TTC Bus Delays

Data Analysis - Dashboard

September 02, 2022 · 5 mins read

Description

Torontonians love to hate the TTC. However, compared to transportation systems in other major north American cities, Toronto has one of the better systems. Where other cities’ transportation systems are oriented towards getting people from the outside the center of the city (suburbs) to inside it (downtown), the TTC also provides service for people travelling between suburbs and neighborhoods. The TTC has only 4 subway lines, but they are complemented by an intricate system of streetcars and buses making it easy to get around. The TTC has 192 bus routes and 8,552 bus stops.

This system is not without flaws, and delays are an inevitable part of the commuter’s experience.

In this project, I dive deep into a dataset on TTC bus delays. The aim is to gain insight into these delays and find possible solutions to minimize them.

Objectives

The goals of this project are:

  • Explores the data collected on the delays on TTC bus routes.
  • Explore the relationship of the delays, time, and location.
  • Gain insights into these delays such as the drivers. These insights may be used to develop a solution or to drive further investigation by collecting more data.

Tools

Microsoft Power BI was used to explore and visualize the dataset.

The Data

This dataset used is the Toronto Bus Delays 2022 dataset from Kaggle. This dataset is also available from the city of Toronto’s open data website. It has 10 features and 27,351 records. It covers the period of January to June 2022.
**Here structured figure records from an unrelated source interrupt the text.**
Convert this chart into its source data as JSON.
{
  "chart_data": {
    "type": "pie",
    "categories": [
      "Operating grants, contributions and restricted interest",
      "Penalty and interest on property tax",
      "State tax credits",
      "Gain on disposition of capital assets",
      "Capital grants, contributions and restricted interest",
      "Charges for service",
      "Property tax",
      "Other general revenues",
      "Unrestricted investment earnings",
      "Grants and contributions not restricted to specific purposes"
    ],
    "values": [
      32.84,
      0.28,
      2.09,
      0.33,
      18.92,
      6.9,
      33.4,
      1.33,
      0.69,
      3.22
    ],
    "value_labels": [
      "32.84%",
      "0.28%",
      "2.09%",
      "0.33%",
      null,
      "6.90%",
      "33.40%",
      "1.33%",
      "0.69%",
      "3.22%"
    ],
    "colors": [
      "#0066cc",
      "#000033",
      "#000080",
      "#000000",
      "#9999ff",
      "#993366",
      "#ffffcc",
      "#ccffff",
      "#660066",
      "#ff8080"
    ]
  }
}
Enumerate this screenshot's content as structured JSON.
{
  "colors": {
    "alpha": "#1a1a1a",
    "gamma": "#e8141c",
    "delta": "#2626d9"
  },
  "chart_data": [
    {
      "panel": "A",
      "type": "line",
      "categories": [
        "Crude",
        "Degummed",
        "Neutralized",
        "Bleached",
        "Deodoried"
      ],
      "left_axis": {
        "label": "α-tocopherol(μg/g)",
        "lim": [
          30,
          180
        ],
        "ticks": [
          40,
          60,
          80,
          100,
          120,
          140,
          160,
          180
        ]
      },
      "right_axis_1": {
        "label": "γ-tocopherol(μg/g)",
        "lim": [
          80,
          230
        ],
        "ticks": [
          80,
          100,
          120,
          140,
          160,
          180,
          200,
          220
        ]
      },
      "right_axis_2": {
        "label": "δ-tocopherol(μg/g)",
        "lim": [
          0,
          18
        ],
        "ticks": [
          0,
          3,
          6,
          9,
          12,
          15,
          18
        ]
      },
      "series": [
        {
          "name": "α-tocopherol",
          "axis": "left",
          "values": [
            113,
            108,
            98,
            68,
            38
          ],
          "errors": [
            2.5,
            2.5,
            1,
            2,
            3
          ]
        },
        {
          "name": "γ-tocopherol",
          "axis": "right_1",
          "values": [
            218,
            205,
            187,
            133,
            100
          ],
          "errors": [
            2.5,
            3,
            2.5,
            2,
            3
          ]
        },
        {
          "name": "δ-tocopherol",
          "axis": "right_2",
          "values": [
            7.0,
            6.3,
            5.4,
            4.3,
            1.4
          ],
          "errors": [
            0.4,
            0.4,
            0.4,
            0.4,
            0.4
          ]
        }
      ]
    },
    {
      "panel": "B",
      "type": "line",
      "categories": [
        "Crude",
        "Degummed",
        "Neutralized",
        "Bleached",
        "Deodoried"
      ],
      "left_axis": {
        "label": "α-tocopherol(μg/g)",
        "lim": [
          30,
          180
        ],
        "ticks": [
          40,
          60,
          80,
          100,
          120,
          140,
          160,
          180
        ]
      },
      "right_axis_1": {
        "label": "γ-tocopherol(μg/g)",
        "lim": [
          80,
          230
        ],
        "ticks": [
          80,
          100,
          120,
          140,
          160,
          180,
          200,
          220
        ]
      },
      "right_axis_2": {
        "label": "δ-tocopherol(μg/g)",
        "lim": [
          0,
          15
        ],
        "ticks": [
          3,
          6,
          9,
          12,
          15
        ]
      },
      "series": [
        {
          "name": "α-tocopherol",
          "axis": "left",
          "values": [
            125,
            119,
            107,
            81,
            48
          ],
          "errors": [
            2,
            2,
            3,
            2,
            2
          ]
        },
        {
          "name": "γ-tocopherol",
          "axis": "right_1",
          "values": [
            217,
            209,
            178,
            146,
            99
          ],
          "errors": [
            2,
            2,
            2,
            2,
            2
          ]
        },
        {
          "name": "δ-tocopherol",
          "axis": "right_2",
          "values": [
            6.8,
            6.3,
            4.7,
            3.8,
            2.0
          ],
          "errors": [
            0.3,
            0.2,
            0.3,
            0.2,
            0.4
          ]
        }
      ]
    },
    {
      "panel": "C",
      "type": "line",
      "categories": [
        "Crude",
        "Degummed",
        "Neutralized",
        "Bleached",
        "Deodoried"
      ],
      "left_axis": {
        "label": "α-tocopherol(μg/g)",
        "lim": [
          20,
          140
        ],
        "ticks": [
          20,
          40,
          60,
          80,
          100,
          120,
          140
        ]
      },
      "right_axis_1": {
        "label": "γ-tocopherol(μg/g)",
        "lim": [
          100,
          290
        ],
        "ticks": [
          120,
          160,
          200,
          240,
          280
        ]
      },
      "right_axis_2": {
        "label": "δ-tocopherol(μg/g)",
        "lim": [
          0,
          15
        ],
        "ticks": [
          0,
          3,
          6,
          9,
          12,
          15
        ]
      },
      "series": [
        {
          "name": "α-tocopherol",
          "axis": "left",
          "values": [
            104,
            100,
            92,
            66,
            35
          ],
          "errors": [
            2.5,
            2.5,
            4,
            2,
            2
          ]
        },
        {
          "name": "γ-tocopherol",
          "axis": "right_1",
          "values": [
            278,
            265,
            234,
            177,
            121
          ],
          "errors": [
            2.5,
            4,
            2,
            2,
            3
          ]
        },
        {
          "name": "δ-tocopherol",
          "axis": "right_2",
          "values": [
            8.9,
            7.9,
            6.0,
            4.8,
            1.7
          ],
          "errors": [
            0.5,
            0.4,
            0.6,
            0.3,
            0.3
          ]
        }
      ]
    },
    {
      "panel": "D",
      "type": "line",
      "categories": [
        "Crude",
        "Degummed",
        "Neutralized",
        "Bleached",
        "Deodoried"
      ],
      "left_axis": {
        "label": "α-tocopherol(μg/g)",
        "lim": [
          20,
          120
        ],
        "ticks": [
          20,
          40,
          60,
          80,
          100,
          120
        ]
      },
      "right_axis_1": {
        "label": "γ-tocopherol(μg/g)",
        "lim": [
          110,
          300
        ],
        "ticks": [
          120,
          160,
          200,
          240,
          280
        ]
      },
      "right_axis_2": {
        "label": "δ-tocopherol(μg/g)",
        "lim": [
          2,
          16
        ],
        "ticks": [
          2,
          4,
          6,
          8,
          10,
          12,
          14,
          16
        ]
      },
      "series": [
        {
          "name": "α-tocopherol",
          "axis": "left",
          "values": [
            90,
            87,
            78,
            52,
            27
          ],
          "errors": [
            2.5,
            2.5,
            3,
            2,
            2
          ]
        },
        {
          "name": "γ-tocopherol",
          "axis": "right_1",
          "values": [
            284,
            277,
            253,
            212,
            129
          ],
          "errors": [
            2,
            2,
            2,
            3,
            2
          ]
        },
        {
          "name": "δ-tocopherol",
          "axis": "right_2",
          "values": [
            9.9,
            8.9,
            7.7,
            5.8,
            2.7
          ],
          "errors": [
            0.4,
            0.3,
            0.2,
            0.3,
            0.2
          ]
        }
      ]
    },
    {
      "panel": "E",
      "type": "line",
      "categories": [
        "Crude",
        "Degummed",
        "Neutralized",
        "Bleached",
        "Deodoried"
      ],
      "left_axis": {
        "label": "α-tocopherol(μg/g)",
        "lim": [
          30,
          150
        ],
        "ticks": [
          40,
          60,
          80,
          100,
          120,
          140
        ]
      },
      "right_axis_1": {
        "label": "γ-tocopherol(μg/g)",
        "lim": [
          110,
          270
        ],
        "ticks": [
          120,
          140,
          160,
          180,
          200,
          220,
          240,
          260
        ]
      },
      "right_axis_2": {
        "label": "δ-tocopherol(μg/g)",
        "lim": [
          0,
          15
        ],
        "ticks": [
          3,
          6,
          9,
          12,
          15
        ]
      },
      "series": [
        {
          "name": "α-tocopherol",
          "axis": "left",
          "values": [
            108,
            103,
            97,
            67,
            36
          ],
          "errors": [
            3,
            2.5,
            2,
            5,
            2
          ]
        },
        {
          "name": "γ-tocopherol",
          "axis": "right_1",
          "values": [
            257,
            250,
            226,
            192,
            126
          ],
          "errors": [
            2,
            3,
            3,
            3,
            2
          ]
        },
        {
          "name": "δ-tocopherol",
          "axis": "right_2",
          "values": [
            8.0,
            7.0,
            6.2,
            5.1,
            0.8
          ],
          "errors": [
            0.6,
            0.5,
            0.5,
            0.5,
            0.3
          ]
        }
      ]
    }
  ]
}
Data Cleaning and Preprocessing

Preprocessing focused on the variable ‘Direction’ which indicates the which direction a particular bus was travelling when it experienced delays. The expected values for these are B (both ways), N (north), S (south), E (east), and W (west). Rows with other variables other than these were removed. A total of 21,765 row remained.

Dashboard & Key Insights

There were 21,765 bus delays during the first half of 2022.

January had the highest amount of delays at 4,322 which sharply decreased in February down to 3,046. The number of delays has gradually increased in the following months. The average number of delays per month is 3,628.

The daily average number of delays throughout this period is around 120 per day.

Pioneer Village station, Kennedy station and Kipling station were where most delays occurred.

The 2 major causes of delays are equipment (Mechanical) and personnel (Operations - Operator). Together, they account for 63.86% of all delays.

Bus route 36 which travels along Finch had the most number of delays at 773. This was followed by route 52 which travels along Lawrence with 650 delays. Route 32 which travels along Eglinton West is in third place with 635 delays.

Most delays occur on Friday, Thursday and Wednesday.

During the day, a greater number of delays occur in the afternoon between 2-5pm.

Implications and Future Direction:

  • Gather complete data on vehicles used and the delays reported to see which vehicles cause more delays than others.
  • Get more details on the delays caused by mechanical incidents so that proper measures can be taken to reduce these delays based on the nature of the mechanical incidents.
  • Get data on operators and check their number of delays. Find measures to reduce personnel related delays.
  • Check the reason for the high number of delays in January (Winter season? Annual maintenance of vehicles? Manpower availability?).
  • Look into why there are more delays in the afternoon.
  • Consider reallocating resources to locations/stations with most delays in order to reduce the instances in these locations.